Despite having committed a faux pas, since so many I can not remember I’m in numbers, it makes sense that there needs to be a willingness to urinate, after all, is not where you will be close to a bathroom to this need, the dogs do not let us lie.
Frequent need to urinate can also be symptomatic of prostate cancer, or advanced pregnancy. The good news is, you can’t have both.
Yes, but the incidence of diabetes is much higher than prostate cancer. Therefore, having diabetes is the most common indicator likely to explain the will to go to the bathroom too.
Another may be a distinct type of phenotype derived by diabetes. I do not know if there is a connection, but I for example do not have alcoholic tendencies and yet, I have a family history of diabetes cases. My mother is pre-diabetic.
Interesting that I have a taste for girly drink, that is to say, when I ingest any alcoholic beverage, which is rare, I usually prefer to drink dulcet drink. I have no tolerance for alcoholic beverages with high content.

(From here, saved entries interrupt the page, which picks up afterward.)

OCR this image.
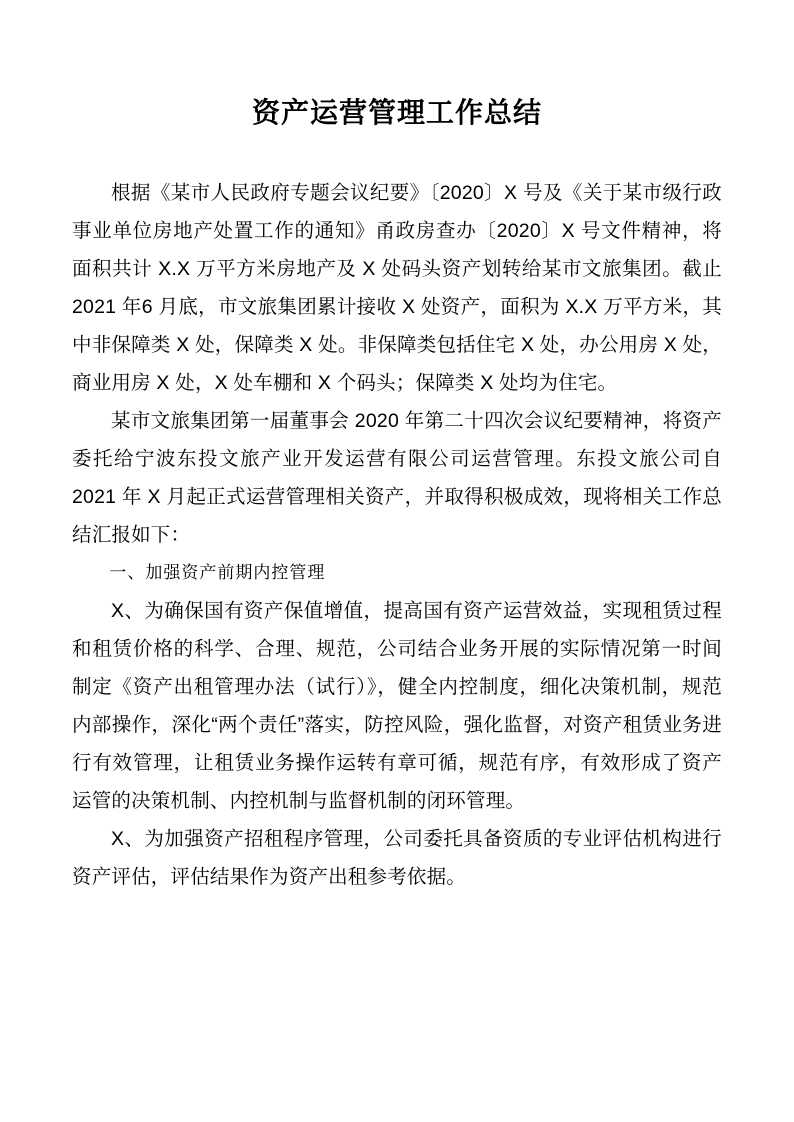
资产运营管理工作总结

根据《某市人民政府专题会议纪要》〔2020〕X 号及《关于某市级行政事业单位房地产处置工作的通知》甬政房查办〔2020〕X 号文件精神，将面积共计 X.X 万平方米房地产及 X 处码头资产划转给某市文旅集团。截止 2021 年6 月底，市文旅集团累计接收 X 处资产，面积为 X.X 万平方米，其中非保障类 X 处，保障类 X 处。非保障类包括住宅 X 处，办公用房 X 处，商业用房 X 处，X 处车棚和 X 个码头；保障类 X 处均为住宅。

某市文旅集团第一届董事会 2020 年第二十四次会议纪要精神，将资产委托给宁波东投文旅产业开发运营有限公司运营管理。东投文旅公司自 2021 年 X 月起正式运营管理相关资产，并取得积极成效，现将相关工作总结汇报如下：

一、加强资产前期内控管理

X、为确保国有资产保值增值，提高国有资产运营效益，实现租赁过程和租赁价格的科学、合理、规范，公司结合业务开展的实际情况第一时间制定《资产出租管理办法（试行）》，健全内控制度，细化决策机制，规范内部操作，深化“两个责任”落实，防控风险，强化监督，对资产租赁业务进行有效管理，让租赁业务操作运转有章可循，规范有序，有效形成了资产运管的决策机制、内控机制与监督机制的闭环管理。

X、为加强资产招租程序管理，公司委托具备资质的专业评估机构进行资产评估，评估结果作为资产出租参考依据。
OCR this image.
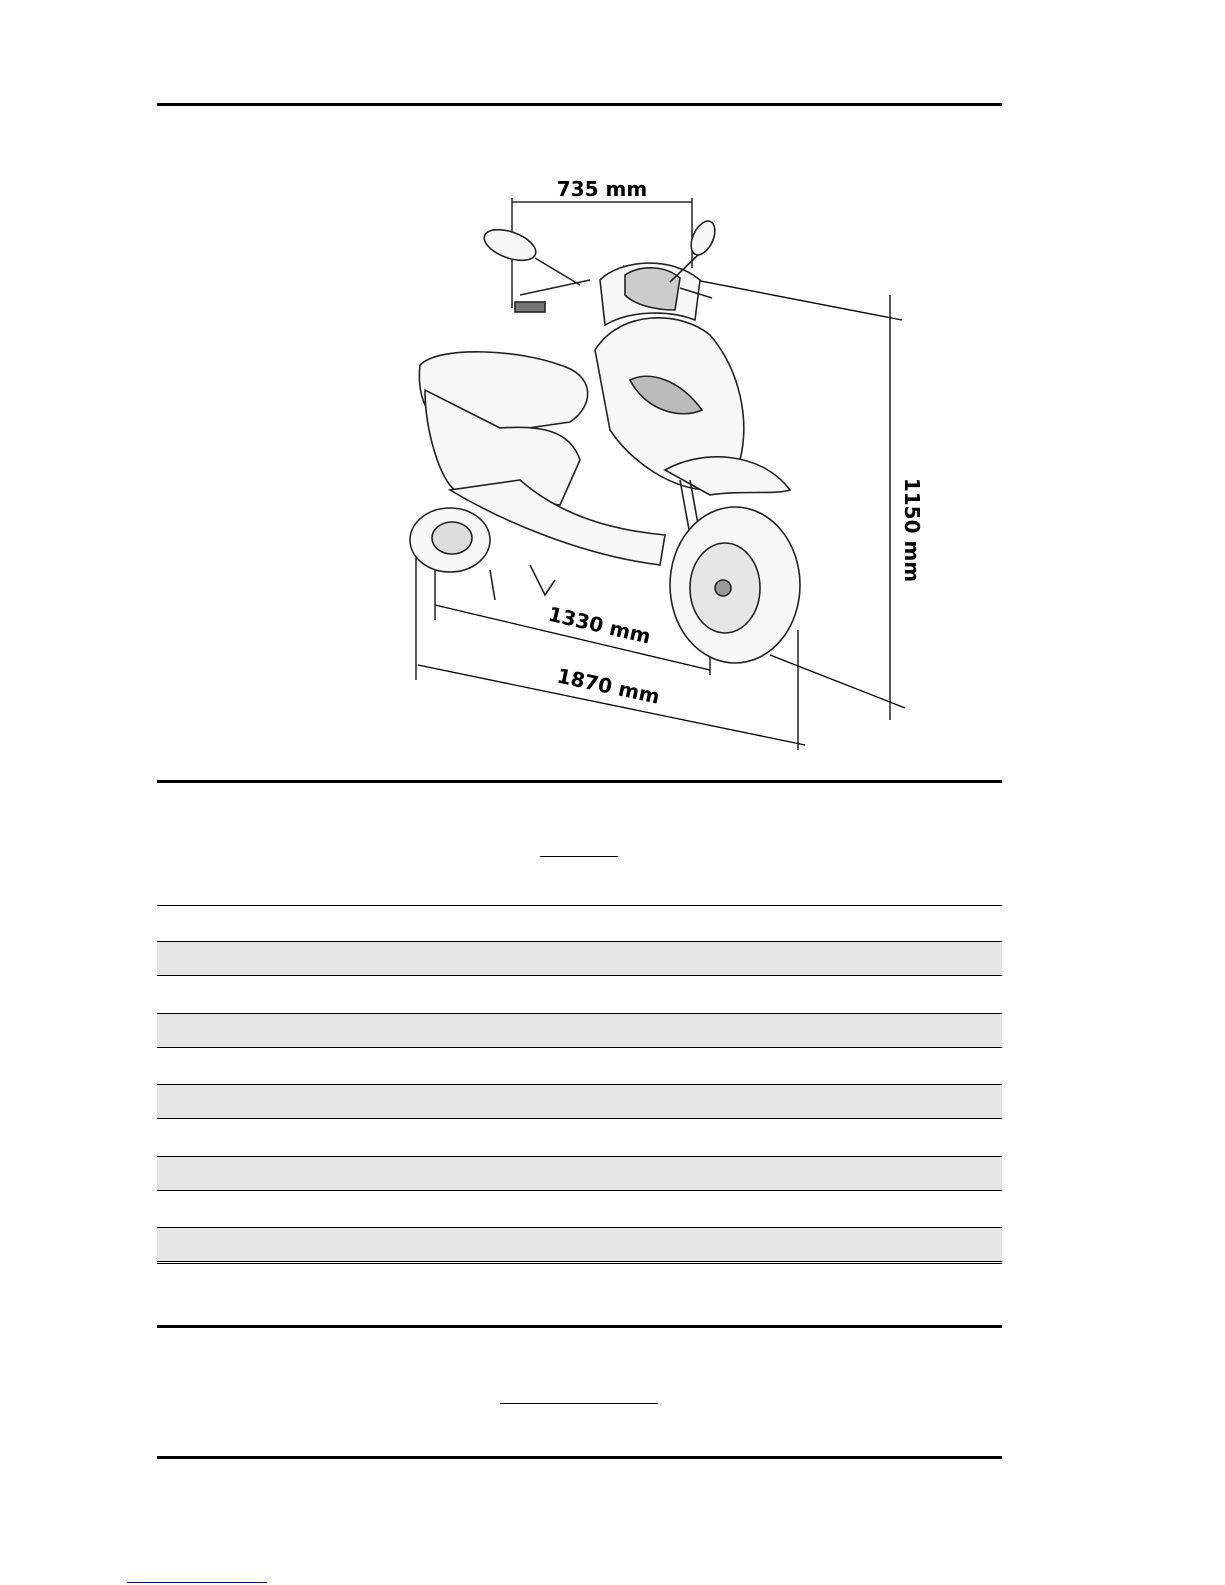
735 mm
1150 mm
1330 mm
1870 mm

Well, first, does it? Or, more accurately, what are the numbers on the phenomenon? I am hesitant to discuss causation for something that may or may not exist, odd habit of mine. Popular wisdom says that it is certainly the case that hearing water makes one want to urinate, but then popular wisdom says a lot of things one would be wise to be skeptical about.
I’ve never personally experienced the effect, nor felt the need to strike up conversations with friends, coworkers, family members or random passersby regarding the subject so I’m a bit in the dark as to the overall prevalence of the phenomenon. However I’m sure one could get some grad students to conduct a limited trial — the results could be interesting.
Is there any empirical evidence (anecdotes don’t count) that this actually takes place? Perhaps this is a “science can’t explain why duck quacks don’t echo” problem.
We can worry about coming up with an explanation once we’ve demonstrated that the phenomenon exists. Coming up with an ‘explanation’ for something that doesn’t actually happen would merely make us look like fools. And we’d deserve it.
Peeing in moving water takes it away. Thereby reducing the risk of disease for the tribe. Evolution does the rest. But why don’t deep holes make us want to shit?
I would think it would somehow be tied to our brains evolution. The sight of running water would be a signal that there is readily available water for the body; so a purging response in anticipation of having water to replenish the body would be completely logical (I’m not sure this is the right word, but not really a evolutionary biologist). If I was to speculate to the mechanism of this, it’s likely that the priming mechanism is the action of ‘thinking about water’ and the response mechanism somehow tied to the sympathetic nervous system as the reaction seems to be somewhat involuntary. This can be tested by representing water visually, or audibly and seeing if there is priming and subsequent purging or changes in sphrincter movement.
But we can’t really absorb water from stored urine in the bladder. If the liquid is there, we’ve already removed it from the metabolism. Once the kidneys have screened it out, I don’t see that when it’s voided would make much difference to our need for fluids.
I think it’s more likely that the sound of urination triggers an urge to urinate, and rushing water sounds similar enough to trigger the reaction. Perhaps contagious yawning has the same mechanism – we don’t understand that either.